The Red Sox starter had issued three walks in the frame, yet with two outs, still had a chance to escape without giving up a run. It looked to be the case when Steve Pearce blooped his first-pitch fastball to short right field, but his defense couldn’t bail him out.

In what should have been a sure out, Brock Holt — who was filling in at second base for Dustin Pedroia — lost the ball in the sun and dropped the pop fly. That allowed two Blue Jays runners to score and tie the game at 3.

After another walk, Ryan Goins laced a two-run single to make Holt’s misplay hurt a lot more.

Not even Pedroia’s continued hot stretch at the plate could save the Red Sox in their 8-6 loss yesterday at Fenway Park. The teams split a four-game series.

“It’s one of those balls that wasn’t really high enough where I could do anything to move myself and maneuver myself to get that out of the sun, and by the time I lost it, I didn’t know if (Xander Bogaerts) was close enough to be able to get it,” Holt said. “He told me he was after the fact, but I tried to stay with it as long as I could, and unfortunately couldn’t make the play. That one’s on me.”
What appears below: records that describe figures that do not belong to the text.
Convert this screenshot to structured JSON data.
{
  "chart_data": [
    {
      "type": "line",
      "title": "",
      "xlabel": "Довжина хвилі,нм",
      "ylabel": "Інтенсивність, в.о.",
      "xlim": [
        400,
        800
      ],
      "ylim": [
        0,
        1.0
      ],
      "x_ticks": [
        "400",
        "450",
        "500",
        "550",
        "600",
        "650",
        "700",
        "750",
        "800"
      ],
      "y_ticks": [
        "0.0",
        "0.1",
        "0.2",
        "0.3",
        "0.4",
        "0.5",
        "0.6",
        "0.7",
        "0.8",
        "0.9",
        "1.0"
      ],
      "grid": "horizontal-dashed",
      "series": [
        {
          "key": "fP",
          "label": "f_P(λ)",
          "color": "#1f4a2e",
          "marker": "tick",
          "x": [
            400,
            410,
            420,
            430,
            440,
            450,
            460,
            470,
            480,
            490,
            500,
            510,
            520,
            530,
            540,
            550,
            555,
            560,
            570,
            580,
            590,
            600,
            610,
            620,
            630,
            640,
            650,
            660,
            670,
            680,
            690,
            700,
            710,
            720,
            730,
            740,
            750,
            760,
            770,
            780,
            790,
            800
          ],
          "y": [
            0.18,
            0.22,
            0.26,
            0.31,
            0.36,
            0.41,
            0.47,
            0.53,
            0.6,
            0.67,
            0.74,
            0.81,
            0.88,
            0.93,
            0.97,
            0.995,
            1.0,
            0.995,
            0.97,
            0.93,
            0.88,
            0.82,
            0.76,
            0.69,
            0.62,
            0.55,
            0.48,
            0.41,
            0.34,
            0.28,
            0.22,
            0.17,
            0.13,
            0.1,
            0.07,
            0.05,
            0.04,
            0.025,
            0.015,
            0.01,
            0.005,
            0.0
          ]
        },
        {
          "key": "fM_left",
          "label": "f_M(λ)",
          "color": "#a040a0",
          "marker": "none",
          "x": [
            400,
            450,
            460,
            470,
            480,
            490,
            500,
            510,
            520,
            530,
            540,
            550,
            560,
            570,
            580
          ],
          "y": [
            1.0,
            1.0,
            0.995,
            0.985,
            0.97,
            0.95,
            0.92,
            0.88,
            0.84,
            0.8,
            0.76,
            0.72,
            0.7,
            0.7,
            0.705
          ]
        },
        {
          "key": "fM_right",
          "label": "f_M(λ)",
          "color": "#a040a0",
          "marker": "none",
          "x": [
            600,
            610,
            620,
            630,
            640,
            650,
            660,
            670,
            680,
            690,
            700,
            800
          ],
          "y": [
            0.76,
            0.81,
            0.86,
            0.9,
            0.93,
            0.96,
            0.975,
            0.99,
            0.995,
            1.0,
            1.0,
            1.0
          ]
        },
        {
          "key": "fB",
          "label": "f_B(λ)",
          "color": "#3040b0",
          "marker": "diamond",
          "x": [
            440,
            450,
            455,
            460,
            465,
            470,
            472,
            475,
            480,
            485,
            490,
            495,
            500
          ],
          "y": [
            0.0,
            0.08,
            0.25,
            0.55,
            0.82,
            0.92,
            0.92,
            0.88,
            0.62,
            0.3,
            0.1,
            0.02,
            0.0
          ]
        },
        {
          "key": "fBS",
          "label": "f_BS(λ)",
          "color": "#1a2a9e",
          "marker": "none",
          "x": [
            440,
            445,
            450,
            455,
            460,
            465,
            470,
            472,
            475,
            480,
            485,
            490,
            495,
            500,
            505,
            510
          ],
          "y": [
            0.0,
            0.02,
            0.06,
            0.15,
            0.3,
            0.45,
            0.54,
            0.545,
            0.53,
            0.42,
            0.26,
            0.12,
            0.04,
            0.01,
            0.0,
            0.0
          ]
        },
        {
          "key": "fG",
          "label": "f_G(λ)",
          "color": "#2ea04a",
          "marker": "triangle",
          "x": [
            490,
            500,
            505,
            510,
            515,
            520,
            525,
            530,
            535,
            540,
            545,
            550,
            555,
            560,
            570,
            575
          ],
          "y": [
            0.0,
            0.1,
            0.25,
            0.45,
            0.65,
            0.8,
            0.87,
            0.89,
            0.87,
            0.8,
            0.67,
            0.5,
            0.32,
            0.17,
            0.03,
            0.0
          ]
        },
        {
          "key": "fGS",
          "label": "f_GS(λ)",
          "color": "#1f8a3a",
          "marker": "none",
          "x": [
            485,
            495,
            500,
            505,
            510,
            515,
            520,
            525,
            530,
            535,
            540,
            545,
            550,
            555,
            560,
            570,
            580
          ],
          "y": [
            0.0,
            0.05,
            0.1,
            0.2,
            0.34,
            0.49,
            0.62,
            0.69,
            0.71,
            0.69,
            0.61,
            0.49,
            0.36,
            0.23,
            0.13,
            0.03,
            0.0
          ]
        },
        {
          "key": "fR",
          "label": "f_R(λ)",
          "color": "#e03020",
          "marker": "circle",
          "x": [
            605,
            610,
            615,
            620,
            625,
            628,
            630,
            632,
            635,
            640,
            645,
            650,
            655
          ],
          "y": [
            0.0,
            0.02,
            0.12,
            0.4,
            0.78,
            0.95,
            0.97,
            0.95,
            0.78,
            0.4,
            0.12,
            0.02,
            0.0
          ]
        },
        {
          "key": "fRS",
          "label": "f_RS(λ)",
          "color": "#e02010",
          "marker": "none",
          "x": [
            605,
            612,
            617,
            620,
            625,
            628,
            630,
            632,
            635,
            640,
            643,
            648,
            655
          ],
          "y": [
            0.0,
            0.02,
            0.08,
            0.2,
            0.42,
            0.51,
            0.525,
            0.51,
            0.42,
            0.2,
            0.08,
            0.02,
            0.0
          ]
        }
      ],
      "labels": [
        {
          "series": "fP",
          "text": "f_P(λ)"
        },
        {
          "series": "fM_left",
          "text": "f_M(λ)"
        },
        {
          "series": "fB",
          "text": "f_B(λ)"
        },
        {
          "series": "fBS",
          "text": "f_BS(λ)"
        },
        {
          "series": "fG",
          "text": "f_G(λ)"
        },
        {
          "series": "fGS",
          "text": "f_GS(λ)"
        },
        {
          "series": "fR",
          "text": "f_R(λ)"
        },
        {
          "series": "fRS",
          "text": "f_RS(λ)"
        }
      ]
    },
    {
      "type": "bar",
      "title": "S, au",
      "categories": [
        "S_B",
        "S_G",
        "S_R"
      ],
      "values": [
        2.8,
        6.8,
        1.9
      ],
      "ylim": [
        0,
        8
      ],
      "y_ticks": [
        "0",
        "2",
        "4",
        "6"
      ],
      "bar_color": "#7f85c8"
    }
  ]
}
It was probably the deserved result for Fister, who had another shaky outing in his fourth Red Sox start. He struggled with command, as just 53 of his 100 pitches were strikes. His four walks — all in the third inning — were a season high.

That third inning was the killer, and Fister took responsibility for putting Holt in a difficult position.

“Any ball in the air, any ball on the ground is a dangerous play, no matter what it is,” Fister said. “The ball in the air (yesterday) was a tough one in the sun. Our sun here is sometimes right over head and makes an easy catch really difficult. Anything is a threat, so you can’t take anything for granted.

“Unfortunately that was an issue (yesterday), but it’s on my shoulders to get us into a bases-loaded jam in that spot, so I have to go out there and perform better.”

Fister pitched a 1-2-3 fourth, but then gave up a leadoff homer to Justin Smoak before he was chased in the fifth.

With the Sox soon returning to a five-man rotation, manager John Farrell said no final determination has been made on Fister’s future with the team.

“If that comes then we’ve gotta address that,” Fister said when asked if he would be comfortable pitching out of the bullpen.

Fister’s rocky third let Blue Jays starter Francisco Liriano off the hook. After Toronto scored one in the first, he couldn’t hold it as the Sox plated three in the second and chased him from the game.

Pedroia made things interesting in the seventh with a three-run homer to make it 7-6, but that’s all the Sox could muster against the Blue Jays bullpen as they failed to threaten in the eighth or ninth.

“We had some good at-bats,” Pedroia said. “Any time you get obviously the starter out early and get deep into their ’pen, it’s a good thing. Their ’pen just executed. They threw the ball well. … You just tip your hat to them. We just didn’t get enough runs, and we’ll come out (tonight) and play as hard as we can.”